W32.Morto first made headlines in August because of its capability to spread by Windows Remote Desktop Protocol (RDP). The worm was unique because it was the first of its kind to use the protocol.  However, this wasn't the only unique aspect of the worm. My colleague, Cathal Mullaney, also discovered that W32.Morto introduced the usage of Domain Name System (DNS) records for communicating commands from the attacker to the worm.  We have been monitoring W32.Morto and the commands it has been receiving from the DNS queries since its discovery; however, the downloaded files have not performed any meaningful activities during the three week period.

But now we are finally seeing a change in the updates. This latest update contains the same traits of the original W32.Morto such as storing encrypted data in the registry and using an identical obfuscation technique. However, it no longer has the RDP propagation mechanism built-in. It also does not perform DNS queries to receive commands.
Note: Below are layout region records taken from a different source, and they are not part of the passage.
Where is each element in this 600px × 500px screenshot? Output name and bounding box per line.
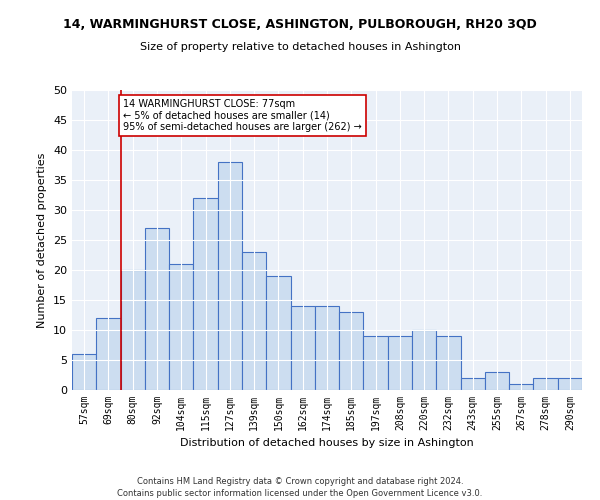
Bar [169, 264, 193, 390]
Bar [242, 252, 266, 390]
Bar [461, 378, 485, 390]
Bar [290, 306, 315, 390]
Bar [339, 312, 364, 390]
Bar [193, 198, 218, 390]
Bar [485, 372, 509, 390]
Bar [509, 384, 533, 390]
Bar [364, 336, 388, 390]
Bar [388, 336, 412, 390]
Bar [121, 270, 145, 390]
Text: 14 WARMINGHURST CLOSE: 77sqm
← 5% of detached houses are smaller (14)
95% of sem: 14 WARMINGHURST CLOSE: 77sqm ← 5% of det… [123, 99, 362, 132]
Y-axis label: Number of detached properties: Number of detached properties [37, 152, 47, 328]
Bar [315, 306, 339, 390]
Bar [533, 378, 558, 390]
X-axis label: Distribution of detached houses by size in Ashington: Distribution of detached houses by size … [180, 438, 474, 448]
Text: Contains public sector information licensed under the Open Government Licence v3: Contains public sector information licen… [118, 489, 482, 498]
Bar [145, 228, 169, 390]
Bar [558, 378, 582, 390]
Bar [72, 354, 96, 390]
Bar [412, 330, 436, 390]
Text: Contains HM Land Registry data © Crown copyright and database right 2024.: Contains HM Land Registry data © Crown c… [137, 478, 463, 486]
Bar [436, 336, 461, 390]
Text: Size of property relative to detached houses in Ashington: Size of property relative to detached ho… [139, 42, 461, 52]
Text: 14, WARMINGHURST CLOSE, ASHINGTON, PULBOROUGH, RH20 3QD: 14, WARMINGHURST CLOSE, ASHINGTON, PULBO… [63, 18, 537, 30]
Bar [266, 276, 290, 390]
Bar [96, 318, 121, 390]
Bar [218, 162, 242, 390]
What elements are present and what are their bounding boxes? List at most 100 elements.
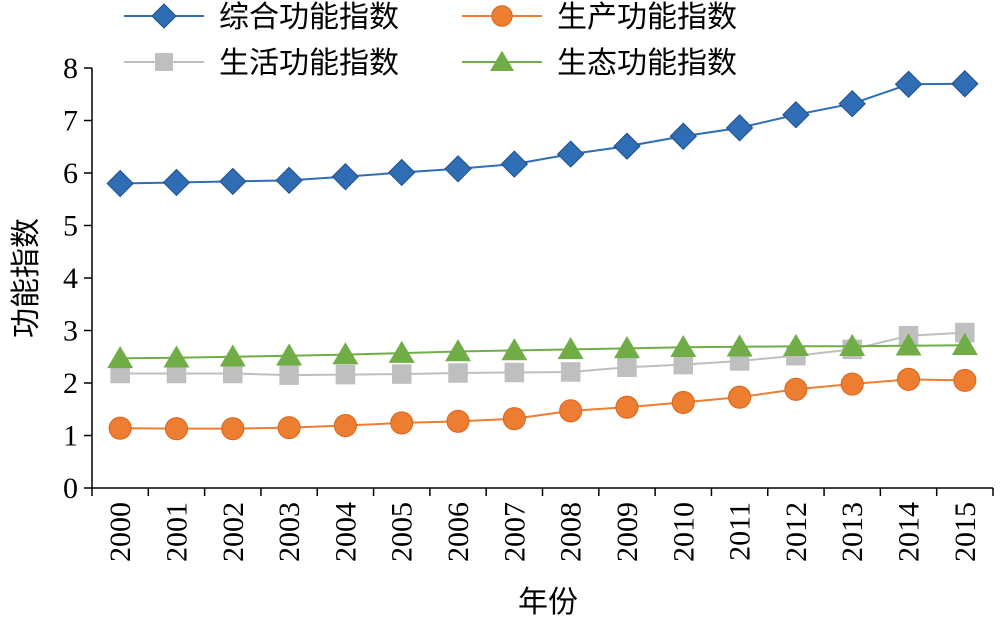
data-point: [784, 377, 808, 401]
x-tick-label: 2004: [329, 502, 362, 562]
y-axis: 0 1 2 3 4 5 6 7 8: [63, 52, 93, 505]
data-point: [107, 345, 134, 369]
data-point: [840, 372, 864, 396]
x-tick-label: 2012: [780, 502, 813, 562]
y-tick-label: 5: [63, 210, 78, 243]
data-point: [955, 322, 975, 343]
y-tick-label: 6: [63, 157, 78, 190]
series-line: [120, 331, 965, 377]
data-point: [446, 409, 470, 433]
series-line: [120, 378, 965, 430]
x-axis: 2000 2001 2002 2003 2004 2005 2006 2007 2008 2009…: [91, 487, 994, 562]
data-point: [951, 332, 978, 355]
data-point: [613, 132, 641, 160]
x-tick-label: 2007: [498, 502, 531, 562]
y-tick-label: 7: [63, 105, 78, 138]
data-point: [164, 417, 189, 441]
data-point: [223, 363, 243, 384]
legend-item: 综合功能指数: [124, 0, 399, 35]
y-axis-title: 功能指数: [9, 218, 44, 338]
data-point: [669, 122, 697, 150]
data-point: [163, 345, 190, 368]
legend-item: 生活功能指数: [124, 46, 399, 81]
data-point: [331, 162, 360, 191]
legend-marker: [151, 3, 177, 29]
data-point: [275, 166, 303, 195]
data-point: [445, 339, 472, 362]
data-point: [951, 70, 979, 98]
series-line: [120, 344, 965, 360]
y-tick-label: 3: [63, 315, 78, 348]
data-point: [219, 167, 247, 196]
y-tick-label: 1: [63, 420, 78, 453]
series-triangle: [107, 332, 978, 369]
data-point: [448, 363, 468, 383]
x-tick-label: 2001: [160, 502, 193, 562]
data-point: [279, 365, 299, 385]
series-square: [110, 322, 975, 385]
data-point: [895, 333, 922, 356]
x-tick-label: 2010: [667, 502, 700, 562]
data-point: [559, 399, 583, 423]
data-point: [728, 385, 752, 409]
plot-area: [106, 70, 979, 441]
y-tick-label: 2: [63, 367, 78, 400]
data-point: [388, 340, 415, 363]
data-point: [782, 333, 809, 356]
data-point: [782, 101, 810, 129]
data-point: [106, 169, 134, 198]
y-tick-label: 8: [63, 52, 78, 85]
x-tick-label: 2006: [442, 502, 475, 562]
data-point: [557, 337, 584, 360]
series-diamond: [106, 70, 979, 198]
x-tick-label: 2002: [217, 502, 250, 562]
x-tick-label: 2000: [104, 502, 137, 562]
data-point: [219, 344, 246, 367]
legend-item: 生态功能指数: [462, 46, 737, 81]
series-circle: [108, 367, 977, 441]
data-point: [108, 416, 132, 440]
data-point: [670, 334, 697, 358]
data-point: [894, 70, 923, 98]
x-tick-label: 2011: [724, 502, 757, 561]
data-point: [725, 114, 754, 142]
legend-label: 生态功能指数: [557, 46, 737, 81]
data-point: [953, 368, 977, 392]
x-tick-label: 2015: [949, 502, 982, 562]
data-point: [504, 362, 525, 383]
y-tick-label: 0: [63, 472, 78, 505]
legend-marker: [155, 53, 173, 71]
x-tick-label: 2005: [386, 502, 419, 562]
legend-marker: [490, 50, 514, 71]
data-point: [896, 367, 921, 391]
legend-item: 生产功能指数: [462, 0, 737, 35]
data-point: [556, 140, 585, 168]
data-point: [390, 411, 414, 435]
data-point: [335, 364, 356, 385]
x-tick-label: 2009: [611, 502, 644, 562]
data-point: [332, 342, 359, 365]
data-point: [615, 395, 639, 419]
legend-marker: [491, 5, 513, 27]
data-point: [501, 338, 528, 361]
data-point: [500, 150, 529, 178]
data-point: [277, 416, 301, 440]
series-line: [120, 82, 965, 185]
data-point: [671, 390, 695, 414]
x-tick-label: 2003: [273, 502, 306, 562]
data-point: [391, 364, 412, 384]
data-point: [444, 155, 472, 183]
data-point: [333, 413, 357, 438]
data-point: [617, 357, 637, 377]
data-point: [560, 362, 581, 382]
data-point: [839, 333, 866, 356]
legend-label: 生产功能指数: [557, 0, 737, 35]
legend-label: 生活功能指数: [219, 46, 399, 81]
x-tick-label: 2008: [555, 502, 588, 562]
data-point: [110, 363, 130, 384]
data-point: [502, 407, 526, 431]
data-point: [838, 89, 866, 118]
data-point: [276, 343, 303, 366]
The most interesting activity that W32.Morto now performs is that it parsers through index pages of an online game site that lists the online status of server emulators of the popular Chinese MMORPG game, ZhuXian.  A sample page is shown below.  Server emulators are servers run by third parties to provide an arena different from the one provided by the original developer of the game.  Once the initial parsing is complete, the worm requests the next page in the parse chain and searches for the Chinese text:

“Please answer the following question”

If this text is found, the worm attempts to search for a submission form on the page. This may be a technique to automatically circumvent Captchas and other anti-automation techniques.

So what’s the motive here?  We still do not know. All of the server emulator sites listed in the index I confirmed included a page to buy points to be used for the game. Although W32.Morto has been a unique malware to analyze, motivation behind the attack could be the same as any malware commonly found these days; that is created for monetary gains. We are continuing our investigation to uncover the ultimate goal of the attack and will certainly follow up with more details as we find them.